Folha de S. Paulo
Ninguém ousa investir em
um contexto tão imprevisível, e o amadorismo com que tudo é feito cobra um
preço
Ninguém sabe o que virá
neste "Dia
da Libertação", ou seja, o pacotaço tarifário de Trump a
ser anunciado nesta quarta-feira. Provavelmente nem ele. O Brasil estará no
meio? Pode ser. Pode ser tudo um grande blefe que resulte em uma ou outra
tarifa simbólica? Também pode.
Tudo indica, contudo, que as tarifas não sejam mero blefe ou estratégia de negociação, e sim uma real política econômica, que cumpre dois objetivos. O primeiro objetivo das tarifas é aumentar a arrecadação federal, que precisará ser compensada dados os enormes cortes de impostos prometidos por Trump. Peter Navarro, o assessor de comércio e indústria, alega que as tarifas sobre automóveis vão arrecadar US$ 100 bilhões por ano e as restantes US$ 600 bilhões. Sem elas, o governo cairá no abismo fiscal. O segundo objetivo é gerar empregos na indústria americana, reduzindo importações e estimulando a produção dentro dos EUA.
Um objetivo conflitua com
o outro. Se a indústria americana substituir os bens antes importados, isso
reduzirá a importação, e a arrecadação das tarifas irá cair. De resto,
americanos e cidadãos de outros países enfrentarão preços mais altos e menor
crescimento. O banco Goldman Sachs aumentou a probabilidade de uma recessão
americana nos próximos 12 meses de 20% para 35%. A confusão e o amadorismo com
que tudo no governo é feito também cobram um preço. Ninguém ousa investir num
contexto tão imprevisível.
Quem dera fossem só as
tarifas. Trump diz querer transformar o Canadá em
estado americano. Voltou a sugerir que pode usar força militar contra a
Dinamarca para anexar a Groenlândia.
Aí sim só pode ser blefe; mesmo assim, corrói as relações. Seus assessores
chamam a Europa de
"aproveitadora" e "patética" num chat vazado por pura
incompetência. Como manter laços com um presidente assim?
A vitória de Trump
parecia uma bênção para a direita do mundo todo, inclusive a brasileira. Agora
já não é tão simples. O governo está tão caótico e tão desnecessariamente
hostil que causa embaraço em seus aliados internacionais. Se o presidente
americano taxa suas empresas e insulta seu país, a proximidade com ele fica
tóxica. Isso já está acontecendo no Canadá e deve acontecer também nas direitas
nacionalistas europeias. O nacionalismo americano —quem diria!— não se alinha
com os nacionalismos de outros países.
Uma coisa é verdade: os
EUA não têm mais a hegemonia global inconteste como tiveram nos anos 90 e 00.

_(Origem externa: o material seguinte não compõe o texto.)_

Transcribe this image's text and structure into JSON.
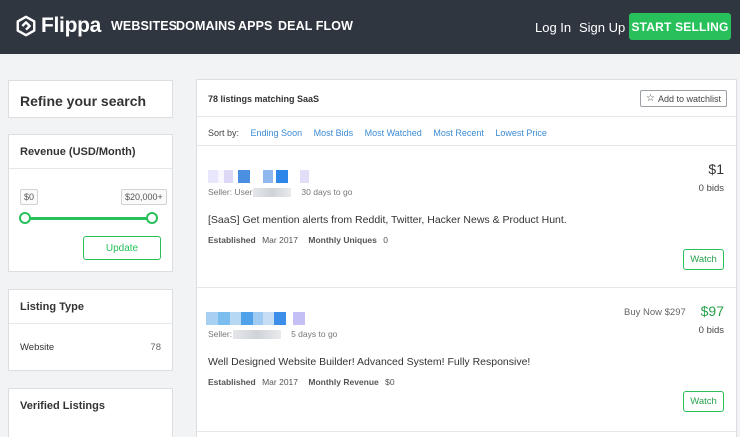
{
  "nav": {
    "logo_text": "Flippa",
    "links": [
      "WEBSITES",
      "DOMAINS",
      "APPS",
      "DEAL FLOW"
    ],
    "login": "Log In",
    "signup": "Sign Up",
    "cta": "START SELLING"
  },
  "sidebar": {
    "refine_title": "Refine your search",
    "revenue": {
      "title": "Revenue (USD/Month)",
      "min_label": "$0",
      "max_label": "$20,000+",
      "update_label": "Update"
    },
    "listing_type": {
      "title": "Listing Type",
      "item_label": "Website",
      "item_count": "78"
    },
    "verified_title": "Verified Listings"
  },
  "main": {
    "results_count": "78 listings matching SaaS",
    "watchlist_label": "Add to watchlist",
    "sort": {
      "label": "Sort by:",
      "options": [
        "Ending Soon",
        "Most Bids",
        "Most Watched",
        "Most Recent",
        "Lowest Price"
      ]
    },
    "listings": [
      {
        "seller_label": "Seller: User",
        "time_left": "30 days to go",
        "description": "[SaaS] Get mention alerts from Reddit, Twitter, Hacker News & Product Hunt.",
        "established_label": "Established",
        "established_value": "Mar 2017",
        "metric_label": "Monthly Uniques",
        "metric_value": "0",
        "price": "$1",
        "bids": "0 bids",
        "watch_label": "Watch"
      },
      {
        "seller_label": "Seller:",
        "time_left": "5 days to go",
        "description": "Well Designed Website Builder! Advanced System! Fully Responsive!",
        "established_label": "Established",
        "established_value": "Mar 2017",
        "metric_label": "Monthly Revenue",
        "metric_value": "$0",
        "buy_now": "Buy Now  $297",
        "price": "$97",
        "bids": "0 bids",
        "watch_label": "Watch"
      }
    ]
  },
  "colors": {
    "nav_bg": "#2f3640",
    "accent_green": "#27c05a",
    "link_blue": "#3b8bd4"
  }
}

Recolocar-se no mundo de outra maneira —inclusive exigindo maior presença das
potências europeias— é necessário.
Os EUA poderiam ajudar a
fortalecer instituições e regras internacionais, que são a base da globalização
que garante a prosperidade e a preeminência americanas. Em vez disso, Trump
desdenha aliados, rasga acordos e tenta arrancar vantagens na marra, como se
isso não afetasse a disposição futura do resto do mundo de cooperar com os EUA.
Você pode fugir da
realidade, mas não das consequências de fugir da realidade. A economia pagará
um preço. Mas não vai parar. Novos caminhos serão abertos —China, Coreia e
Japão voltaram a falar num acordo comercial. O Brasil também busca novos
mercados. Quando os EUA voltarem ao jogo da globalização, encontrarão um mundo
que depende menos deles. Ao tentar agarrar os frutos que restam da antiga
hegemonia, Trump a verá escorrer-lhe pelas mãos.